With the ship in motion again, and a cool head wind in their faces, she seemed to revive a little; but she relapsed as they worked southwards towards the equator—a relapse not occasioned but perhaps intensified by the well-meant efforts of Reynolds to tempt her appetite with pork and beans, and kindred dainties. She lived on tea and biscuits—and on the sound of Dyke’s voice. He was her steward, lady’s maid, and nurse. At meal-time she liked to have the door of her cabin wide open, so that through the narrow passage she could hear him laugh and talk. Along with the sound of his voice, came perfumes of hot coarse food that made her writhe in sudden spasms of nausea; yet she never closed the door. She took what gave her joy at the cost of all that gave her torment. Indeed she never counted the cost in regard to this or any other matter that concerned her love. Not for an hour, not for a minute, did she regret that she had come with him. She merely apologized for causing him such dreadful trouble.

“Tony dear, I shall wear out even your patience. How can you forgive me?”

He used to tell her that each trifling service he had the honour to perform was like a tiny piece of flax, and that out of such pieces she had made a rope so strong as to bind him to her invincibly. He could never break loose now if he wanted to be free. And he wouldn’t want. He became husky when he spoke of her courage, and then he would laugh to cheer her; promising that she should have three happy weeks at Buenos Ayres while he and that staunch old sportsman Pedro del Sarto were preparing their jaunt to the Andes—weeks to make up for all this. “Our honey-moon, Emmie!”
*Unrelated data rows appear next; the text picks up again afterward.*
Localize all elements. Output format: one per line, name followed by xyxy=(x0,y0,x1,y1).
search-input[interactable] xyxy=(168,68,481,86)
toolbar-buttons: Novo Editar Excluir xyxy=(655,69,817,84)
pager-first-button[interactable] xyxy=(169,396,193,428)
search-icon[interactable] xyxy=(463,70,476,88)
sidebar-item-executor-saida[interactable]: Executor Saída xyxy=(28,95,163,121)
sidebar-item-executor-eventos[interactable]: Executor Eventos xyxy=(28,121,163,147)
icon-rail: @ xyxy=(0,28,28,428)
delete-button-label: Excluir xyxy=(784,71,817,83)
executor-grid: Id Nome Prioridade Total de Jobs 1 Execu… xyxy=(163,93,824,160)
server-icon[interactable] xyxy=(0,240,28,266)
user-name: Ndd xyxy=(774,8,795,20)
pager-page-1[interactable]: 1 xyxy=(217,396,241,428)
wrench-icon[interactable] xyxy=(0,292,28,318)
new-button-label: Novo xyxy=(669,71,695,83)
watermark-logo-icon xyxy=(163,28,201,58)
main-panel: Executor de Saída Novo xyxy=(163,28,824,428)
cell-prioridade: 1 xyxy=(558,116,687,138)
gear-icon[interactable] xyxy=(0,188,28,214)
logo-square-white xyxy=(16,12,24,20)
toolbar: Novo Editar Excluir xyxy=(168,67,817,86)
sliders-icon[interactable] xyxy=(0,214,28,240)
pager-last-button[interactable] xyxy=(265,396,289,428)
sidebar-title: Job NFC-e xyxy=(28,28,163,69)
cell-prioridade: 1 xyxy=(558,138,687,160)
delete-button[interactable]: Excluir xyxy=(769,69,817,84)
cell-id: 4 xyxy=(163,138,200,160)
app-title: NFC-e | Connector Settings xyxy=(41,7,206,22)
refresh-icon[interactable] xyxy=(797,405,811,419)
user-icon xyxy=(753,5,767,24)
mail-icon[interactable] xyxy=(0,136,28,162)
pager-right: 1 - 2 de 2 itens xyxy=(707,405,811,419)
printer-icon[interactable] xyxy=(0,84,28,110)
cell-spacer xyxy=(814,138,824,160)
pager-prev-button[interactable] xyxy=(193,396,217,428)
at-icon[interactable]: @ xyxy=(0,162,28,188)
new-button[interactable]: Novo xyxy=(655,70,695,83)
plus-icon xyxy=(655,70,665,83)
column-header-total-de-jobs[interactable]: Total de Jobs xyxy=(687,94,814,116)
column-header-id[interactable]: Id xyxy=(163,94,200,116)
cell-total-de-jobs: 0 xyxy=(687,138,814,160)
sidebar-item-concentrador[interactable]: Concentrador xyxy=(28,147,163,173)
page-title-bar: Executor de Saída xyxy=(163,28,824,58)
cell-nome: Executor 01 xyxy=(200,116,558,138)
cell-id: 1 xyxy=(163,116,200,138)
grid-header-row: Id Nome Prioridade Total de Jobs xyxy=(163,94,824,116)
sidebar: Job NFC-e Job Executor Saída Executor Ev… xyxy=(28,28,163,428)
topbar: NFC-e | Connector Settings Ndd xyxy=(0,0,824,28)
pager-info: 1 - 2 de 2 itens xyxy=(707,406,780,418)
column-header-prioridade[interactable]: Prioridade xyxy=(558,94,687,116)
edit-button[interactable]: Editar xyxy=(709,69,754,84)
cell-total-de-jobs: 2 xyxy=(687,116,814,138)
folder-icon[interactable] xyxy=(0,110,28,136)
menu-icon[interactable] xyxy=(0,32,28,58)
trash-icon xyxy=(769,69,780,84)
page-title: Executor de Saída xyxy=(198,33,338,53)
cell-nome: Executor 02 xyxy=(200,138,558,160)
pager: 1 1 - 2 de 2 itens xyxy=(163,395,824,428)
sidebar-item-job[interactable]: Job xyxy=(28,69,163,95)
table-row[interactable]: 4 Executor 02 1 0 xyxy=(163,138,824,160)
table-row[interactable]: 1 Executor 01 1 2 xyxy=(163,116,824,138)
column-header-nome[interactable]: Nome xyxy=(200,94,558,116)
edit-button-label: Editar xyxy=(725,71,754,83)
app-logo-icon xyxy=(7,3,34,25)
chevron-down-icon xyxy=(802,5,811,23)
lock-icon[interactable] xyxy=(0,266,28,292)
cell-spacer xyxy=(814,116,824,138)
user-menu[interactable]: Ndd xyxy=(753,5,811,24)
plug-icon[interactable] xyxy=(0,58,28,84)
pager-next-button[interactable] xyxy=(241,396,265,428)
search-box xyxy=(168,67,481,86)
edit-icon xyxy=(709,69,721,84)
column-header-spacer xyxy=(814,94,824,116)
Truly he served her and waited upon her with a surpassing tenderness. He had a trick of kneeling by the berth, making one arm her pillow, and with his other hand softly playing with her hair. That rough muscular hand grew light as a rose leaf while it swept back the hair and touched her face. And once, while in this attitude, perhaps because of noticing her debility and frailness, or because of thinking of what she had done for his sake, he began to weep. Then, till he recovered composure, she did really believe she might die; it seemed that in her weak state the mingled sweetness and pain of their love must surely kill her; and she thought that, for bringing tears to those eyes, she deserved death.